More surprising to me, however, was the cool stuff I bought on the floor in the afternoon from several different sources, and which I would describe as nearly numismatically thrilling. Seriously. And just between you and me, it just sort of happened by accident, since I was not looking for anything in particular, and was just peering into bourse cases mostly in aisles I had not had a chance to visit earlier in the show. Now, this is not to suggest that I was the only one smart enough to buy these coins, or that everyone else just missed them – in one case a fresh deal had just been put out, in another the coins were esoteric issues that were most decidedly not for everyone. They were, however, for us.
Then, finally, just as I was all packed up and ready to call it a day, and a show, our last grades came back, and while they weren’t anything to write home about, at least I was able to take them home with me.
And then, after a really long and tiring week during which I felt under the weather throughout, I headed back to my hotel for some very serious sleeping so that I could leave, well rested, on Sunday.
Now back home and (almost) fully recovered from the loooong week in Orlando, I thought I’d add a few additional thoughts about the show and my experience in Orlando:
Just as I arrived at baggage claim on my trip home on Sunday a customer called me on my cell and asked, among other things “How would you rate the show on a 1 to 100 point scale?” To which I responded that from a business perspective it was a 92.375 (since of course a 100 point scale doesn’t offer nearly the precision necessary for me to accurately assess a coin show).
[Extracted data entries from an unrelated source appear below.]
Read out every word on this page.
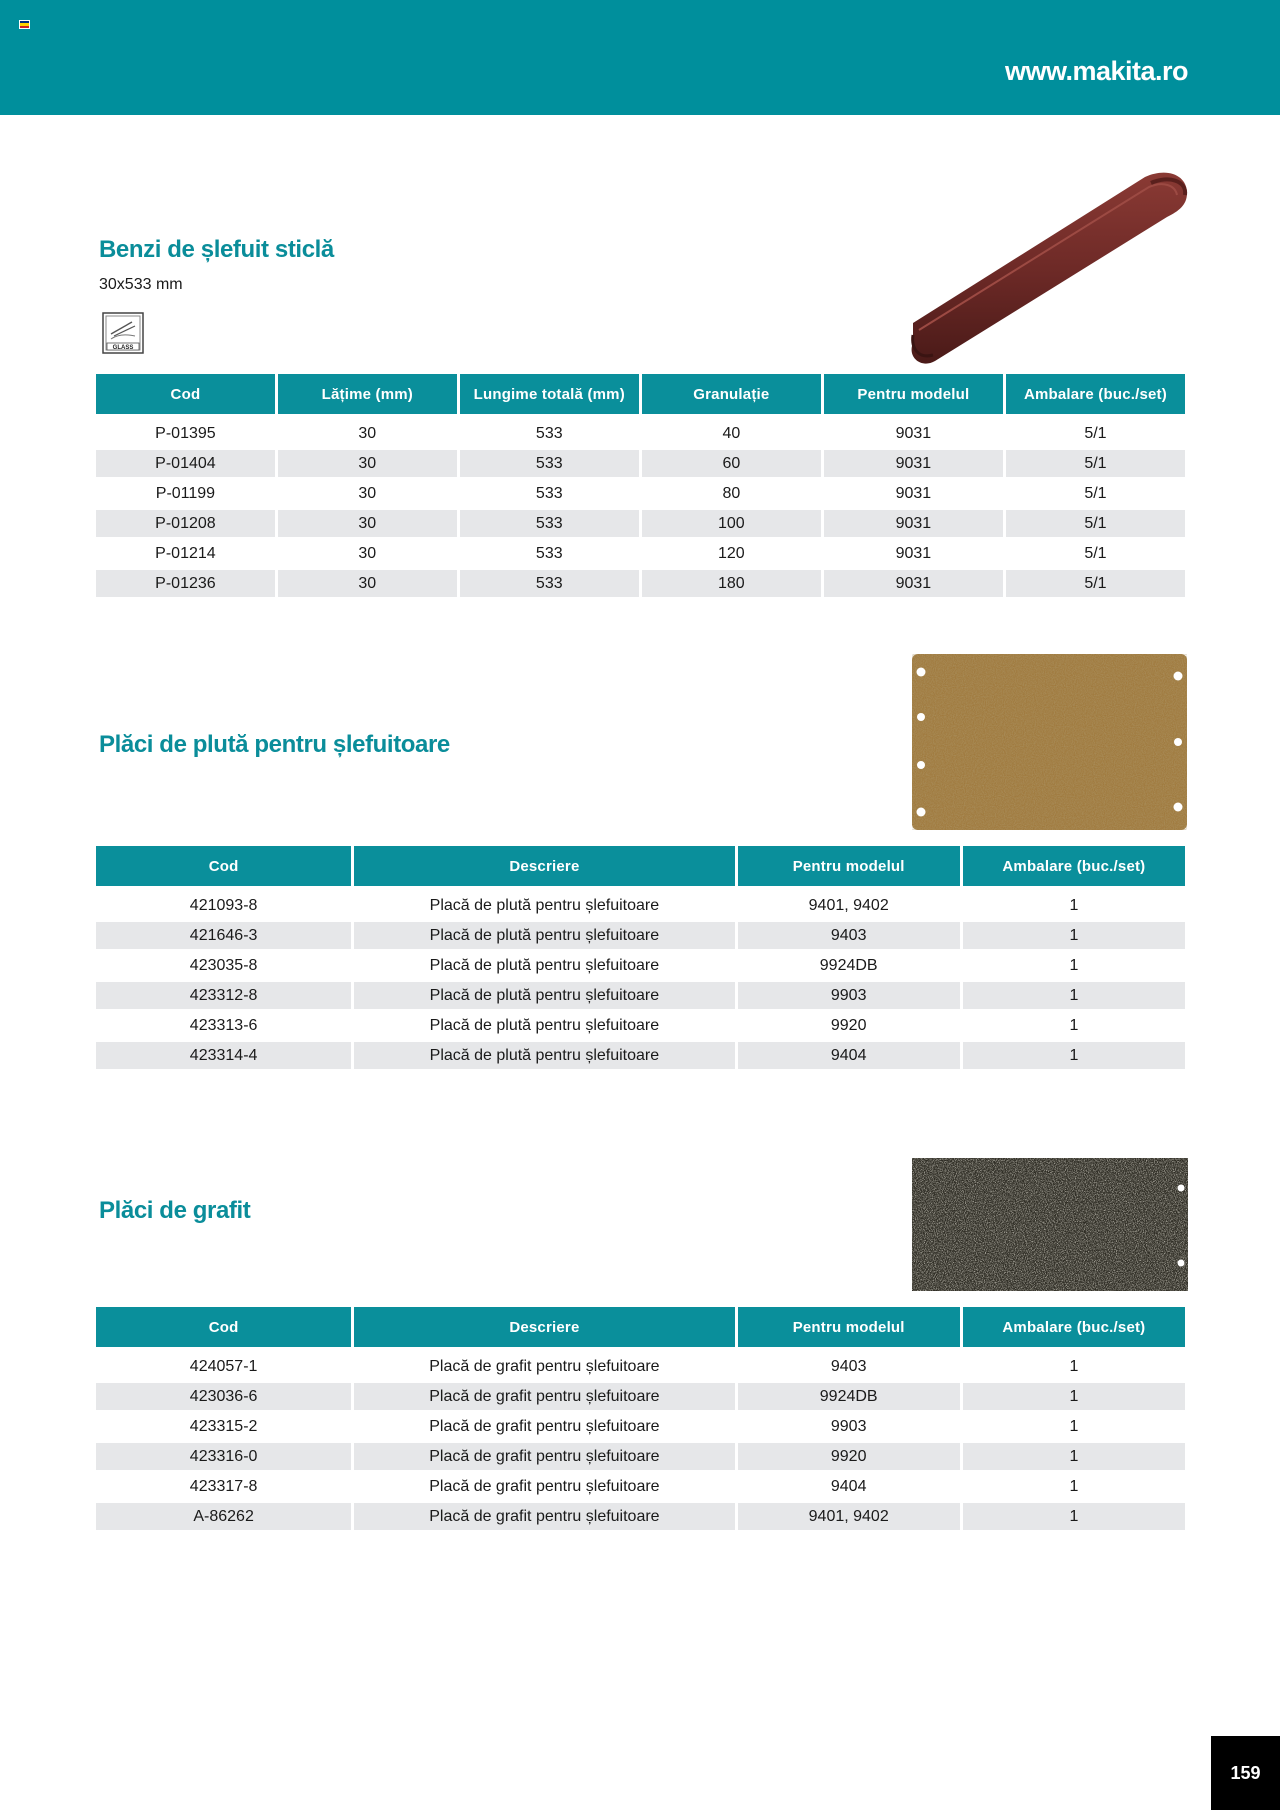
www.makita.ro
Benzi de șlefuit sticlă
30x533 mm
GLASS
Cod	Lățime (mm)	Lungime totală (mm)	Granulație	Pentru modelul	Ambalare (buc./set)
P-01395	30	533	40	9031	5/1
P-01404	30	533	60	9031	5/1
P-01199	30	533	80	9031	5/1
P-01208	30	533	100	9031	5/1
P-01214	30	533	120	9031	5/1
P-01236	30	533	180	9031	5/1
Plăci de plută pentru șlefuitoare
Cod	Descriere	Pentru modelul	Ambalare (buc./set)
421093-8	Placă de plută pentru șlefuitoare	9401, 9402	1
421646-3	Placă de plută pentru șlefuitoare	9403	1
423035-8	Placă de plută pentru șlefuitoare	9924DB	1
423312-8	Placă de plută pentru șlefuitoare	9903	1
423313-6	Placă de plută pentru șlefuitoare	9920	1
423314-4	Placă de plută pentru șlefuitoare	9404	1
Plăci de grafit
Cod	Descriere	Pentru modelul	Ambalare (buc./set)
424057-1	Placă de grafit pentru șlefuitoare	9403	1
423036-6	Placă de grafit pentru șlefuitoare	9924DB	1
423315-2	Placă de grafit pentru șlefuitoare	9903	1
423316-0	Placă de grafit pentru șlefuitoare	9920	1
423317-8	Placă de grafit pentru șlefuitoare	9404	1
A-86262	Placă de grafit pentru șlefuitoare	9401, 9402	1
159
During the show another dealer wondered aloud if the plethora of auction lots offered at FUN had siphoned off much of the bourse floor business (a concept I’ve heard before from others at various shows through the years). And, of course, regardless of how good a show we or any other dealer had in Orlando, it is a logical to think that massive auctions hurt bourse floor sales since there is presumably a finite quantity of money that can be spent on numismatic items in a given period of time. Of course, it could also be logical to conclude that giant auctions attract additional show attendees, and that some of these people may also buy coins on the floor. So, actually, the correct answer is probably maybe. Or maybe not. The upcoming Long Beach show should be an interesting test in this regard, since Heritage will not be conducting a show auction there for the first time in a long time.
And finally, on a very sad note, I wanted to mention how sorry I was to learn on Saturday about the passing of long time numismatic literature dealer and my good friend John Burns.
John was a fixture at major shows and one of the nicest, most interesting and most intelligent people I’ve ever known and I am really going to miss him.